Nearly everyone on both sides of the issue agrees that there should be disclosure to shareholders of “material” adverse climate change risks. Some argue it’s already required, but beyond that, opinions diverge widely.
Keir Gumbs, vice president, deputy general counsel, and deputy corporate secretary of Uber Technologies, Inc., argues the current voluntary reporting landscape has led to a proliferation of organizations, standards, and data aggregators, with fragmented and sometimes overlapping initiatives designed to promote consistency and comparability.

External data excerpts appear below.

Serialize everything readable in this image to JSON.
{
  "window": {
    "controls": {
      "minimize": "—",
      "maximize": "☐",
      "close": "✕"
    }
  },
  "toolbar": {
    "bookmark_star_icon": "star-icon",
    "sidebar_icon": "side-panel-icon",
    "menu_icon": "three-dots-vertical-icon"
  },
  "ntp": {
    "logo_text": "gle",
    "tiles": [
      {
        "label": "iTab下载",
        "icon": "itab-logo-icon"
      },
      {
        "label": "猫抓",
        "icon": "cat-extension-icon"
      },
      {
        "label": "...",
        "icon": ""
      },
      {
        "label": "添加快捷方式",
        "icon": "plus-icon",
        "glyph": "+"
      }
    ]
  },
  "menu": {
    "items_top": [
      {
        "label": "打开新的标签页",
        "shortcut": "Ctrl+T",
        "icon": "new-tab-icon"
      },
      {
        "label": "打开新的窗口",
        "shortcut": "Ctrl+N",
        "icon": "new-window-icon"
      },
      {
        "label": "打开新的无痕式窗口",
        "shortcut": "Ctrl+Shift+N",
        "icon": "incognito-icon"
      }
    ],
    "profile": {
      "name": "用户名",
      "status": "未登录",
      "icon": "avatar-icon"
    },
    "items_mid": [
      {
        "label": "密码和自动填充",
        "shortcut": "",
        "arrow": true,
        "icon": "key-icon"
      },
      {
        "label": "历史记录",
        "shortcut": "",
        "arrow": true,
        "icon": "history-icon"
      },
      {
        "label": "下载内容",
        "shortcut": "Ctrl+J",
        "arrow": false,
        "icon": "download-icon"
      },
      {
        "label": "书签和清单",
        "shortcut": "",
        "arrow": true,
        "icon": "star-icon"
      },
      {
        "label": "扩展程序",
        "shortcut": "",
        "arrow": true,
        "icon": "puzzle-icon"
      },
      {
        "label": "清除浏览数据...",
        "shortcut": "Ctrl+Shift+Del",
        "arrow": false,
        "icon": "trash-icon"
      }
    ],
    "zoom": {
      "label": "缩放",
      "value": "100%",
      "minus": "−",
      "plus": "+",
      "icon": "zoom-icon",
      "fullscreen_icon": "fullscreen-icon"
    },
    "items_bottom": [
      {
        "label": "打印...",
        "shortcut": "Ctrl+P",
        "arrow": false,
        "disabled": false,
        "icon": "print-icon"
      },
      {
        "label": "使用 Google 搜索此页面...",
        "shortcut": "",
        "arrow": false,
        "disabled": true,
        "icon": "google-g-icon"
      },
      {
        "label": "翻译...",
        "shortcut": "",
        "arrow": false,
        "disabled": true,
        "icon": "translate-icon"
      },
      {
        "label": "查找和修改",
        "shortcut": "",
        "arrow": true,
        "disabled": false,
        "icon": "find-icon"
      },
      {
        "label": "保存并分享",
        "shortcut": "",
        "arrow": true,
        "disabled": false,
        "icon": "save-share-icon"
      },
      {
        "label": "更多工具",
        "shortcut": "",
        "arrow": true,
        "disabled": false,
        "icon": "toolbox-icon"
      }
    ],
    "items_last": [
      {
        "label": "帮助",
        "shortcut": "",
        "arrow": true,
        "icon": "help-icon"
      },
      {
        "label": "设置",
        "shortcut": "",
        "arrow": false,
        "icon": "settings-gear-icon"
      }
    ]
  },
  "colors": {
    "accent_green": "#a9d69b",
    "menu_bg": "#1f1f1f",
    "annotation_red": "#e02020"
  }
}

“However, this ecosystem often produces the opposite effect and has created a myriad of cumbersome and time-consuming commitments for companies,” he told the SEC in a letter. He backs “harmonization,” which he acknowledges the SEC will have to build from the ground up. Uber supports a “principles-based,” i.e., flexible, standard based on the existing reporting and accounting standards developed by the Task Force on Climate-Related Financial Disclosures and the Sustainability Accounting Standards Board.
Some suggestions coming into the SEC dig deep into the essence of climate risk as a means of delineating possible reporting requirements. Albert Slap, president of Coastal Risk Consulting, LLC, says the SEC should understand that climate risk is a two-sided coin. One side is the “carbon footprint” of a company’s carbon emissions themselves, while the other side is what emissions in general are doing to the company’s physical assets. “Any new SEC climate impact disclosure requirements or guidance should address both sides of this coin,” he said.
The U.S. Chamber of Commerce has advocated for voluntary industry-specific ESG standards, arguing that “material” climate risks are already required to be reported to the SEC. Tom Quaadman, executive vice president of the U.S. Chamber Center for Capital Markets Competitiveness, states, “While the U.S. Chamber is supportive of the development of ESG investing, investors must put economic return at the heart of their decision-making process when investing on behalf of others. There is a distinct difference between investing solely to make a social impact without regard to the return and investing on behalf of others that wish to maximize economic return.”
The conversation and debate will continue.